Zamykając dokumenty rozwodowe, Aidan odrzucił je na bok. „Wyprowadza się, nie zabierając ani jednej rzeczy? Powiedz mi, w jaką grę twoim zdaniem gra w tym momencie?”
A jednak Jonathan nie odpowiedział mu. To nie tak, że jest moją żoną. Skąd miałbym cokolwiek o tym wiedzieć?
Ponieważ nie spodziewał się usłyszeć niczego konstruktywnego od Jonathana, słabo poinstruował: „Możesz już iść”.
Po zrobieniu dwóch kroków do przodu Jonathan odwrócił się i poinformował: „Prezydencie Pearson, spersonalizowany naszyjnik od Aeras dotarł. Czy nadal…”
Ten naszyjnik miał być prezentem od Aidana dla Leanny na ich trzecią rocznicę. Najwyraźniej wyglądało na to, że nie będą go już potrzebować.
"Wyrzuć to."
W tych słowach nie było żadnych emocji.
Jonathan odpowiedział: „Zrozumiano”.
Gdy wyszedł z pokoju, Aidan ponownie wziął do ręki umowę rozwodową i spojrzał na podpis, po czym uśmiechnął się chłodno.
Kobieta, która poświęciłaby się tylko po to, by odegrać perfekcyjną rolę w zwabieniu mnie do domu i zmuszeniu do poślubienia jej z powodu dziecka... Jak osoba tak zła i wyrachowana mogła kiedykolwiek zmienić zdanie?
Musiała mieć nowy zamiar, nowy cel sam w sobie.
Nie wahając się, zgniotł dokument i natychmiast wyrzucił go do kosza na śmieci.
…
Z drugiej strony Leanna, która czekała w domu już od kilku dni, nie otrzymała żadnej odpowiedzi od Aidana, ponieważ jej wiadomość pozostała nieodczytana.
Pierwszego dnia napisała: „Czy otrzymałeś dokumenty rozwodowe? Już je podpisałam. Proszę, powiedz mi, kiedy będziesz miał czas, żebyśmy mogli pójść do Biura Spraw Cywilnych, żeby je poświadczyć. Okej?”

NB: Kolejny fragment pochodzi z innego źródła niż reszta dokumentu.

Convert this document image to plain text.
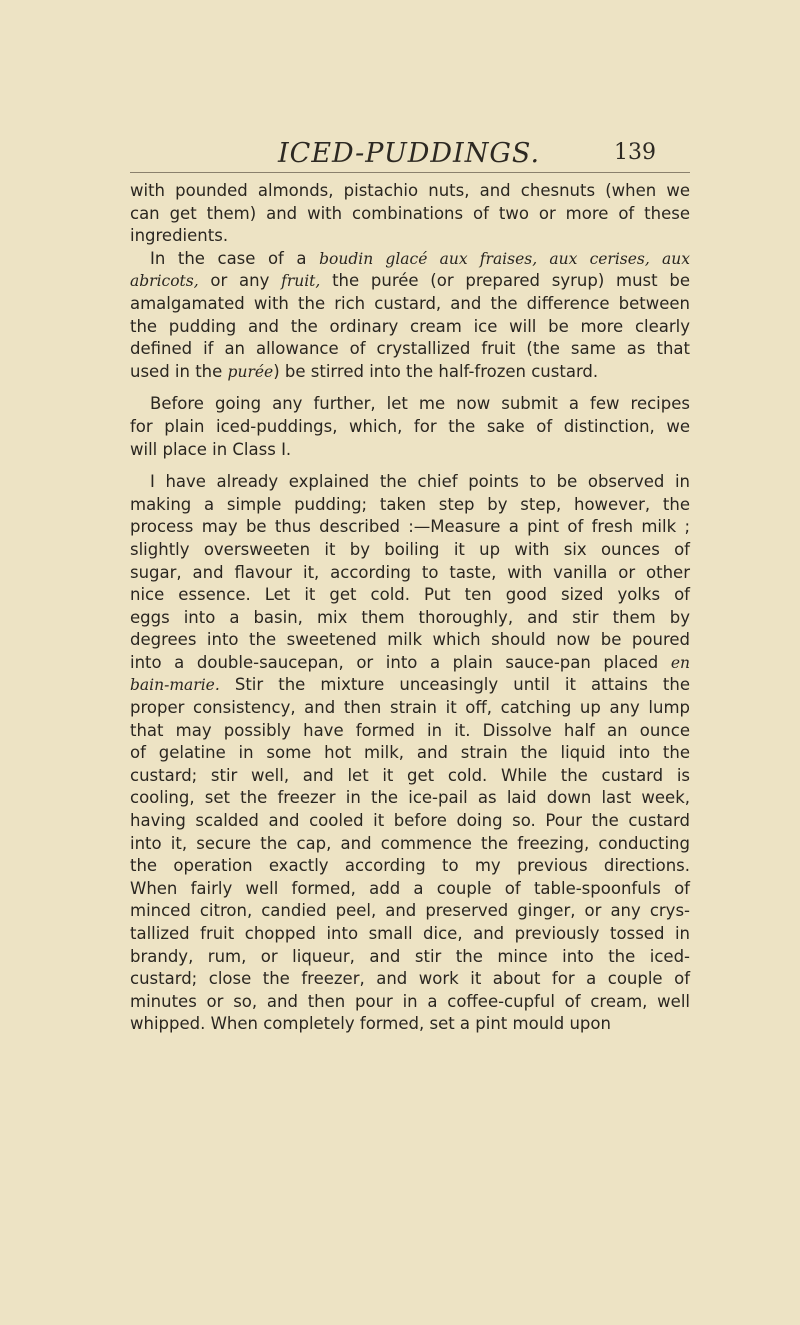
ICED-PUDDINGS.	139
with pounded almonds, pistachio nuts, and chesnuts (when we
can get them) and with combinations of two or more of these
ingredients.
In the case of a boudin glacé aux fraises, aux cerises, aux
abricots, or any fruit, the purée (or prepared syrup) must be
amalgamated with the rich custard, and the difference between
the pudding and the ordinary cream ice will be more clearly
defined if an allowance of crystallized fruit (the same as that
used in the purée) be stirred into the half-frozen custard.
Before going any further, let me now submit a few recipes
for plain iced-puddings, which, for the sake of distinction, we
will place in Class I.
I have already explained the chief points to be observed in
making a simple pudding; taken step by step, however, the
process may be thus described :—Measure a pint of fresh milk ;
slightly oversweeten it by boiling it up with six ounces of
sugar, and flavour it, according to taste, with vanilla or other
nice essence. Let it get cold. Put ten good sized yolks of
eggs into a basin, mix them thoroughly, and stir them by
degrees into the sweetened milk which should now be poured
into a double-saucepan, or into a plain sauce-pan placed en
bain-marie. Stir the mixture unceasingly until it attains the
proper consistency, and then strain it off, catching up any lump
that may possibly have formed in it. Dissolve half an ounce
of gelatine in some hot milk, and strain the liquid into the
custard; stir well, and let it get cold. While the custard is
cooling, set the freezer in the ice-pail as laid down last week,
having scalded and cooled it before doing so. Pour the custard
into it, secure the cap, and commence the freezing, conducting
the operation exactly according to my previous directions.
When fairly well formed, add a couple of table-spoonfuls of
minced citron, candied peel, and preserved ginger, or any crys-
tallized fruit chopped into small dice, and previously tossed in
brandy, rum, or liqueur, and stir the mince into the iced-
custard; close the freezer, and work it about for a couple of
minutes or so, and then pour in a coffee-cupful of cream, well
whipped. When completely formed, set a pint mould upon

Tekst był uprzejmy i troskliwy.
Drugiego dnia przyszła kolejna wiadomość. „Cześć. Czy widziałeś moją wiadomość? Czy jest coś, co ci się nie podoba w warunkach rozwodu?”
Słowa były odważniejsze, bo prowokowały jego reakcję.
Trzeciego dnia... „Prezydencie Pearson, wiem, że jest pan zajętym człowiekiem, ale czy mógłby pan znaleźć chwilę czasu, aby omówić ze mną ten rozwód?”
Leanna nadal postanowiła zachować cierpliwość.
Czwartego dnia… „Aidan Pearson, czy możesz nie ciągnąć tego dłużej niż to konieczne? Jeśli naprawdę aż tak mnie nienawidzisz, to po prostu to zrób, a obiecuję ci, że nigdy więcej się nie zobaczymy. Dziękuję!!!”
Jeśli nie mogę czegoś znieść dłużej, to po prostu nie muszę tego robić.
Piątego dnia…
'Ten użytkownik zablokował Cię tymczasowo. Spróbuj ponownie później.'
Hmmm.
Skurwiel.
Leanna odłożyła telefon, natychmiast wstała i postanowiła udać się do klubu Patheon.
Jednak wyglądało na to, że nie miała szczęścia, ponieważ nie wpadła na Aidana. Zamiast tego wpadła na jego przyszłą żonę.
Mia, która pierwotnie była tu, żeby zjeść z przyjaciółmi, dotarła do wejścia tylko po to, żeby zobaczyć stojącą tam Leannę. Z szyderczym śmiechem podeszła na obcasach i zadrwiła: „Och, nie. Nie mów mi, że wciąż nie zapomniałaś o Aidanie i przyszłaś go szukać?”
Leanna spojrzała na nią, nie mówiąc ani słowa.